Cliff Brake November 13, 2024 #scaling

Scaling is the goal of many businesses -- grow revenue, serve more people, sell more devices, grow the product line, etc.

There are two ways to scale:

  1. Increase volume with a small number of direct customers. You might be making an integrated circuit that is sold to a company making consumer devices, or you might be making a consumer product that is sold through a few outlets like Amazon and Walmart. Although you might have thousands of end customers, you only have a few direct customers.

  2. Increase the number of direct customers. Many of these customers may be low volume, but the aggregate can be large, sometimes described as the long tail.

(For this discussion, we'll assume you already have a product or technology that meets a real need).

With approach #1, you can brute force about anything. As long as the product is something people want, you can dedicate application engineers to help your customers make it happen. Sometimes the design/development team interacts directly with customers. This is expensive, and the reason many industrial products are costly is that they rely on direct support.

However, this does not scale past a handful of customers. Direct application engineering support is expensive. If you want to scale the number of customers, you need to do something different.

Open-source projects are an interesting study in this regard. They address well the needs of many users.
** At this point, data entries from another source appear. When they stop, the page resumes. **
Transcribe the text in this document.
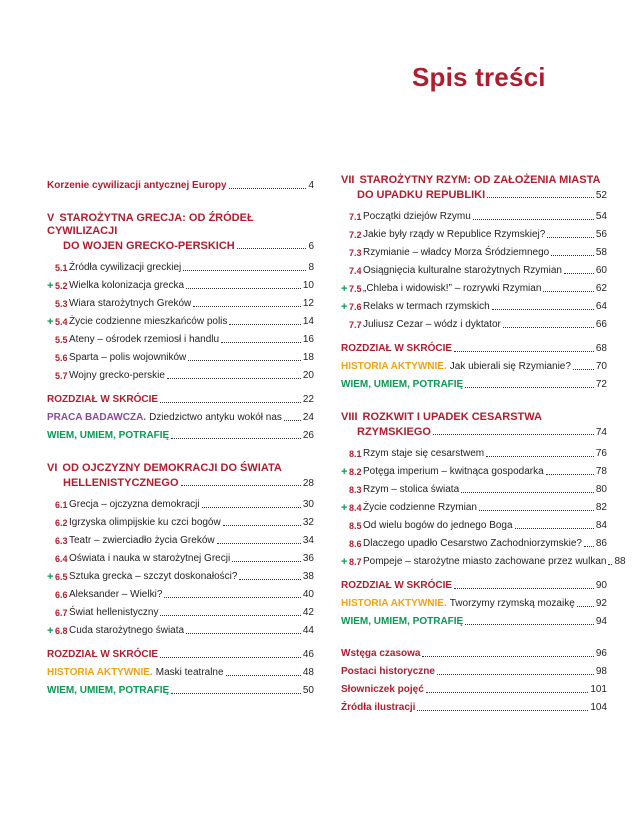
Spis treści
Korzenie cywilizacji antycznej Europy	4
V STAROŻYTNA GRECJA: OD ŹRÓDEŁ CYWILIZACJI
DO WOJEN GRECKO-PERSKICH	6
5.1 Źródła cywilizacji greckiej	8
+ 5.2 Wielka kolonizacja grecka	10
5.3 Wiara starożytnych Greków	12
+ 5.4 Życie codzienne mieszkańców polis	14
5.5 Ateny – ośrodek rzemiosł i handlu	16
5.6 Sparta – polis wojowników	18
5.7 Wojny grecko-perskie	20
ROZDZIAŁ W SKRÓCIE	22
PRACA BADAWCZA. Dziedzictwo antyku wokół nas 24
WIEM, UMIEM, POTRAFIĘ	26
VI OD OJCZYZNY DEMOKRACJI DO ŚWIATA
HELLENISTYCZNEGO	28
6.1 Grecja – ojczyzna demokracji	30
6.2 Igrzyska olimpijskie ku czci bogów	32
6.3 Teatr – zwierciadło życia Greków	34
6.4 Oświata i nauka w starożytnej Grecji	36
+ 6.5 Sztuka grecka – szczyt doskonałości?	38
6.6 Aleksander – Wielki?	40
6.7 Świat hellenistyczny	42
+ 6.8 Cuda starożytnego świata	44
ROZDZIAŁ W SKRÓCIE	46
HISTORIA AKTYWNIE. Maski teatralne	48
WIEM, UMIEM, POTRAFIĘ	50
VII STAROŻYTNY RZYM: OD ZAŁOŻENIA MIASTA
DO UPADKU REPUBLIKI	52
7.1 Początki dziejów Rzymu	54
7.2 Jakie były rządy w Republice Rzymskiej?	56
7.3 Rzymianie – władcy Morza Śródziemnego	58
7.4 Osiągnięcia kulturalne starożytnych Rzymian	60
+ 7.5 „Chleba i widowisk!” – rozrywki Rzymian	62
+ 7.6 Relaks w termach rzymskich	64
7.7 Juliusz Cezar – wódz i dyktator	66
ROZDZIAŁ W SKRÓCIE	68
HISTORIA AKTYWNIE. Jak ubierali się Rzymianie? 70
WIEM, UMIEM, POTRAFIĘ	72
VIII ROZKWIT I UPADEK CESARSTWA
RZYMSKIEGO	74
8.1 Rzym staje się cesarstwem	76
+ 8.2 Potęga imperium – kwitnąca gospodarka	78
8.3 Rzym – stolica świata	80
+ 8.4 Życie codzienne Rzymian	82
8.5 Od wielu bogów do jednego Boga	84
8.6 Dlaczego upadło Cesarstwo Zachodniorzymskie? 86
+ 8.7 Pompeje – starożytne miasto zachowane przez wulkan 88
ROZDZIAŁ W SKRÓCIE	90
HISTORIA AKTYWNIE. Tworzymy rzymską mozaikę 92
WIEM, UMIEM, POTRAFIĘ	94
Wstęga czasowa	96
Postaci historyczne	98
Słowniczek pojęć	101
Źródła ilustracji	104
How do they do this?

There are two primary aspects: A) Quality, and B) Community.

For any complex technology to scale without a lot of hand-holding, the quality needs to be high. There has to be good documentation. The source code or design needs to be readable. The architecture needs to be simple and solid so it can be understood. You need consistency (data structures, code organization, etc.). Testing needs to be automated and robust so there are not a lot of unexpected problems.

The second thing that is needed is community. A community is the only way to support a large number of users or customers of a complex technology. With complex systems, the problems you run into are often things you have never seen before. If all of these problems need to be solved from scratch with direct one-on-one support, you will quickly become buried. Additionally, you'll find that experienced users are often better at solving user problems than technology creators. If this support is done in a public place, you soon build up a knowledge base that can be reused.

Quality and Community are the ways to scale the number of direct customers or users, and OSS-style workflows and communities are the best way to accomplish this.

If you want to address the long tail, the days of NDAs with every customer are past. The future is open. Not necessarily 100% open source, but certainly open documentation and support. And "open" provides feedback that increases quality -- it all works together.